Google Inc. has acquired a company called DocVerse to help the Internet search leader round out its online software programs and provide more ammunition in its duel with Microsoft Corp.
Financial terms of the deal announced Friday weren't disclosed.
DocVerse provides tools that make its possible for people to use the Internet to work together on documents formatted in one of Microsoft's word processing, spreadsheet or presentation programs. The startup was founded in 2007 by former Microsoft employees Shan Sinha and Alex DeNeui.
Google offers programs that are similar to the Microsoft software but are hosted on Web sites. The approach, sometimes dubbed "cloud computing," is part of Google's attempt to weaken Microsoft, which makes much of its money by selling software that's installed on individual computer drives.

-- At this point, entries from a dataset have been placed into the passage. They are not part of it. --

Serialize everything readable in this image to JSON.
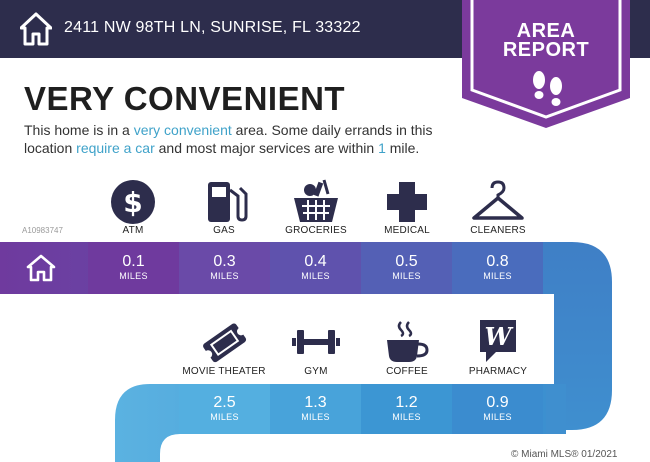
{
  "header": {
    "home_icon": "house-icon",
    "address": "2411 NW 98TH LN, SUNRISE, FL 33322",
    "badge_line1": "AREA",
    "badge_line2": "REPORT",
    "badge_icon": "footprints-icon",
    "colors": {
      "bar": "#2d2d4c",
      "badge": "#7b3a9c"
    }
  },
  "headline": "VERY CONVENIENT",
  "description": {
    "p1": "This home is in a ",
    "hl1": "very convenient",
    "p2": " area. Some daily errands in this location ",
    "hl2": "require a car",
    "p3": " and most major services are within ",
    "hl3": "1",
    "p4": " mile."
  },
  "watermark": "A10983747",
  "row1": [
    {
      "label": "ATM",
      "icon": "dollar-icon",
      "distance": "0.1",
      "unit": "MILES"
    },
    {
      "label": "GAS",
      "icon": "gas-pump-icon",
      "distance": "0.3",
      "unit": "MILES"
    },
    {
      "label": "GROCERIES",
      "icon": "basket-icon",
      "distance": "0.4",
      "unit": "MILES"
    },
    {
      "label": "MEDICAL",
      "icon": "medical-cross-icon",
      "distance": "0.5",
      "unit": "MILES"
    },
    {
      "label": "CLEANERS",
      "icon": "hanger-icon",
      "distance": "0.8",
      "unit": "MILES"
    }
  ],
  "row2": [
    {
      "label": "MOVIE THEATER",
      "icon": "ticket-icon",
      "distance": "2.5",
      "unit": "MILES"
    },
    {
      "label": "GYM",
      "icon": "dumbbell-icon",
      "distance": "1.3",
      "unit": "MILES"
    },
    {
      "label": "COFFEE",
      "icon": "coffee-cup-icon",
      "distance": "1.2",
      "unit": "MILES"
    },
    {
      "label": "PHARMACY",
      "icon": "pharmacy-logo-icon",
      "distance": "0.9",
      "unit": "MILES"
    }
  ],
  "band_colors": [
    "#6f3a9e",
    "#6a4aa8",
    "#5a54ad",
    "#4f62b7",
    "#466fc0",
    "#3f84c9",
    "#3f8fcf",
    "#4ea7dd"
  ],
  "copyright": "© Miami MLS® 01/2021"
}
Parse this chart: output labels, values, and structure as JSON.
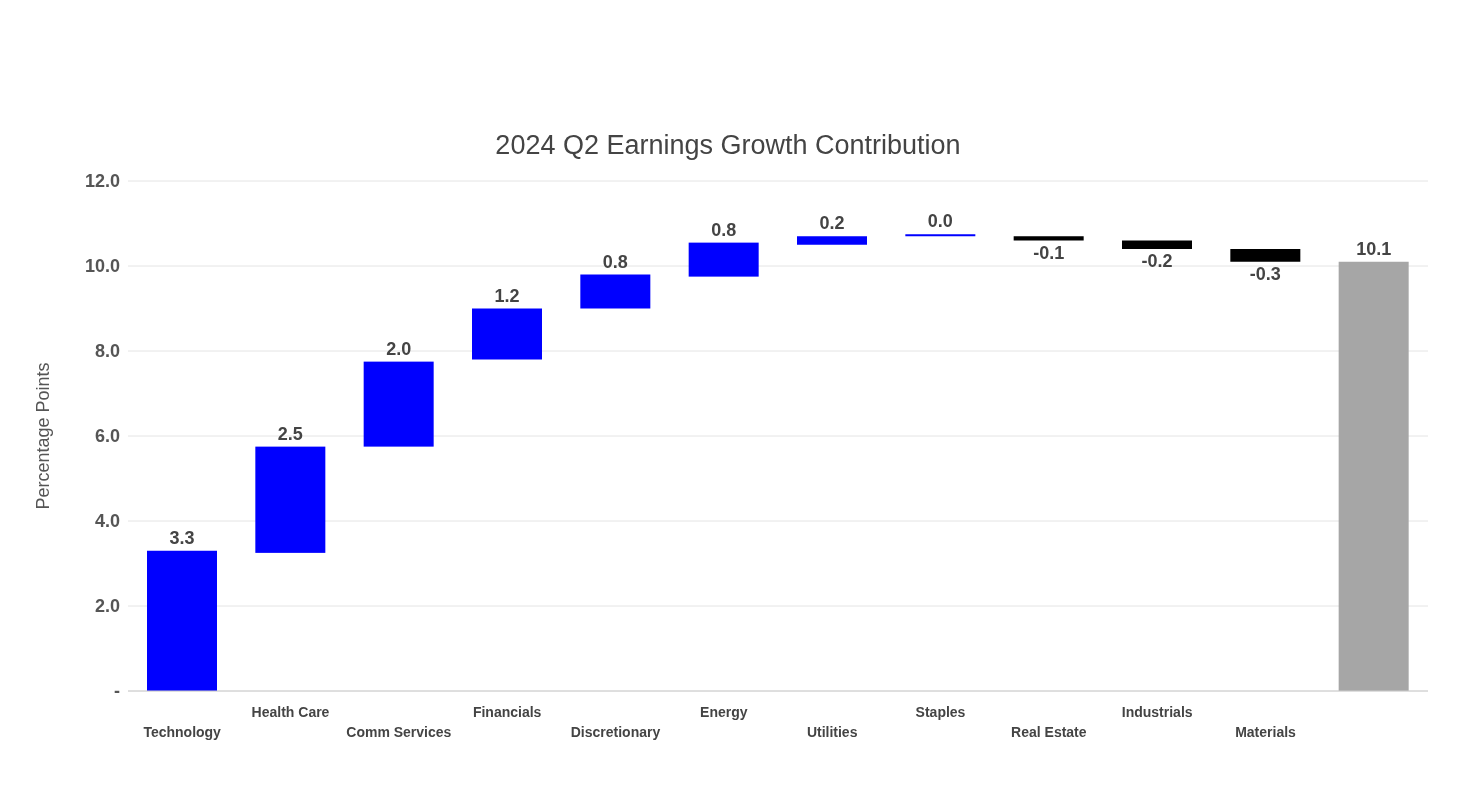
{
  "chart_data": {
    "type": "bar",
    "title": "2024 Q2 Earnings Growth Contribution",
    "ylabel": "Percentage Points",
    "categories": [
      "Technology",
      "Health Care",
      "Comm Services",
      "Financials",
      "Discretionary",
      "Energy",
      "Utilities",
      "Staples",
      "Real Estate",
      "Industrials",
      "Materials",
      null
    ],
    "base": [
      0,
      3.25,
      5.75,
      7.8,
      9.0,
      9.75,
      10.5,
      10.7,
      10.7,
      10.6,
      10.4,
      0
    ],
    "values": [
      3.3,
      2.5,
      2.0,
      1.2,
      0.8,
      0.8,
      0.2,
      0.0,
      -0.1,
      -0.2,
      -0.3,
      10.1
    ],
    "value_labels": [
      "3.3",
      "2.5",
      "2.0",
      "1.2",
      "0.8",
      "0.8",
      "0.2",
      "0.0",
      "-0.1",
      "-0.2",
      "-0.3",
      "10.1"
    ],
    "colors": [
      "#0000ff",
      "#0000ff",
      "#0000ff",
      "#0000ff",
      "#0000ff",
      "#0000ff",
      "#0000ff",
      "#0000ff",
      "#000000",
      "#000000",
      "#000000",
      "#a6a6a6"
    ],
    "ylim": [
      0,
      12
    ],
    "yticks": [
      {
        "value": 0,
        "label": "-"
      },
      {
        "value": 2,
        "label": "2.0"
      },
      {
        "value": 4,
        "label": "4.0"
      },
      {
        "value": 6,
        "label": "6.0"
      },
      {
        "value": 8,
        "label": "8.0"
      },
      {
        "value": 10,
        "label": "10.0"
      },
      {
        "value": 12,
        "label": "12.0"
      }
    ],
    "grid": "y"
  }
}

By adding DocVerse's tools, Google appears to preparing to pitch people who feel more comfortable working with Microsoft Office applications. DocVerse estimates more than 600 million people rely on Microsoft's Word, Excel and PowerPoint programs.
In a blog posting, Google said DocVerse would stop accepting new users until it's ready to announce its next move. Current DocVerse users will still have their usual access, Google said.
DocVerse is at least the ninth acquisition of a small technology company Google has made in the past seven months. Google hopes to add to that list by buying AdMob, a mobile advertising service, for $750 million. It still needs regulators' approval before it can complete that deal.